Equivalent Doppler velocity

From $(1+z)^2 = (1+\beta)/(1-\beta)$: $4 = (1+\beta)/(1-\beta) \Rightarrow \beta = 3/5 = 0.6$.

Cosmological interpretation

At $z = 1$, the universe was approximately half its present age — the source is at cosmic age $\sim 6$ Gyr, and the light has been traveling about 8 Gyr (look-back time depends on cosmological parameters; for $\Lambda$CDM with $H_0 = 67$ km/s/Mpc).

The fact that both arrival-time spreading and spectral redshift carry the same $(1+z)$ factor is a canonical signature of cosmological distance — verified in GRBs, type Ia supernova light curves, quasar variability. If the redshift were purely Doppler (special-relativistic), both effects would still scale identically; what distinguishes the cosmological interpretation is the Hubble flow's correlation with distance, not the individual time-dilation factor.

(a) Two objects approach with speeds $c/2$ each in a person's frame. Find the relative velocity. (b) Object 1 fires a ruby laser ($\lambda_0 = 694.3$ nm). What wavelength does object 2 see?
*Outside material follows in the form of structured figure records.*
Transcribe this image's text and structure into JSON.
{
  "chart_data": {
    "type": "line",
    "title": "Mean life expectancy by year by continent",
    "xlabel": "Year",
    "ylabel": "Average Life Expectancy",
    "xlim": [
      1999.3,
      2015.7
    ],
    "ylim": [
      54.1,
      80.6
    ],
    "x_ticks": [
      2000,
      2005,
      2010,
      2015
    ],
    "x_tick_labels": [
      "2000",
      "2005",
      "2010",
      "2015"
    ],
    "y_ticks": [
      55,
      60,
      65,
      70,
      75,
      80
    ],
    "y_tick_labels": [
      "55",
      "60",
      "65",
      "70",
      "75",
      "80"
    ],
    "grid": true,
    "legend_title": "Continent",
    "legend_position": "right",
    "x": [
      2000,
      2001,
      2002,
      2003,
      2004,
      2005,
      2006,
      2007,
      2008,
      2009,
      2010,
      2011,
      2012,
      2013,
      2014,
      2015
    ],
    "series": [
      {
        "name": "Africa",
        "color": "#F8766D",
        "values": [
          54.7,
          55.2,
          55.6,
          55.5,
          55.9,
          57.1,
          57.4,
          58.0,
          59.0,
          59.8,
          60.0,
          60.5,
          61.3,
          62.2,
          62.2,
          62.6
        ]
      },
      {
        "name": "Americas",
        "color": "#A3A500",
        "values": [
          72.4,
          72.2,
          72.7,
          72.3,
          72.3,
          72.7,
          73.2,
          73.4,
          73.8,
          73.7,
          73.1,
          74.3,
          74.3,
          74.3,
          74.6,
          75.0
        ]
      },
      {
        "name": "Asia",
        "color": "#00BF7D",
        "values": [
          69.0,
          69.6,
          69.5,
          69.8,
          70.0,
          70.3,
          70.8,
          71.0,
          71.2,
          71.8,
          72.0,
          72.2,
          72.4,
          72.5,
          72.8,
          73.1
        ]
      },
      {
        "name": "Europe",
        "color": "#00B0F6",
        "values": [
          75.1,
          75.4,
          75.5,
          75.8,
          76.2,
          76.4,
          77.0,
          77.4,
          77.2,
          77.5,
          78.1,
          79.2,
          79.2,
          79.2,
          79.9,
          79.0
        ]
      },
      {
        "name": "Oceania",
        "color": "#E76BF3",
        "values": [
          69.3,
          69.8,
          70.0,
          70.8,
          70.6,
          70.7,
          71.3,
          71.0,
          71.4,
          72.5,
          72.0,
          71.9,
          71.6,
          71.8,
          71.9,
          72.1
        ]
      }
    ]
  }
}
(a) Relative velocity by velocity addition

In the person's frame, object 1 moves at $+c/2$ and object 2 at $-c/2$. The velocity of object 1 in object 2's rest frame is

$$u'_1 = \frac{c/2 - (-c/2)}{1 - (c/2)(-c/2)/c^2} = \frac{c}{1 + 1/4} = \frac{4c}{5}.$$

Equivalently from object 1's perspective: $u'_2 = -4c/5$. Magnitude:

$$\boxed{\;|u'| = 4c/5 = 0.8c.\;}$$

Newtonian addition would give $|u'| = c$, but that would violate the universal speed limit. The relativistic correction reduces it to $4c/5$.

(b) Doppler-shifted ruby laser

Object 1 emits at rest-frame wavelength $\lambda_0 = 694.3$ nm. Object 2 sees it approaching at $\beta = 4/5$, so by the relativistic blueshift formula:

$$\lambda' = \lambda_0\sqrt{\frac{1-\beta}{1+\beta}} = 694.3\,\text{nm}\sqrt{\frac{1/5}{9/5}} = 694.3\,\text{nm}\sqrt{1/9} = \frac{694.3}{3}\,\text{nm}.$$

$$\boxed{\;\lambda' \approx 231\,\text{nm}\quad(\text{deep UV}).\;}$$

Frequency factor 3 — ruby red shifts past visible into the UV. The ruby laser's signature 694.3 nm red light, blueshifted by $\beta = 0.8$, would be invisible to the naked eye on object 2 (UV) and could cause ionising biological damage at the same incident intensity. The same principle (and reversed) explains the extreme reddening of light from receding cosmological sources.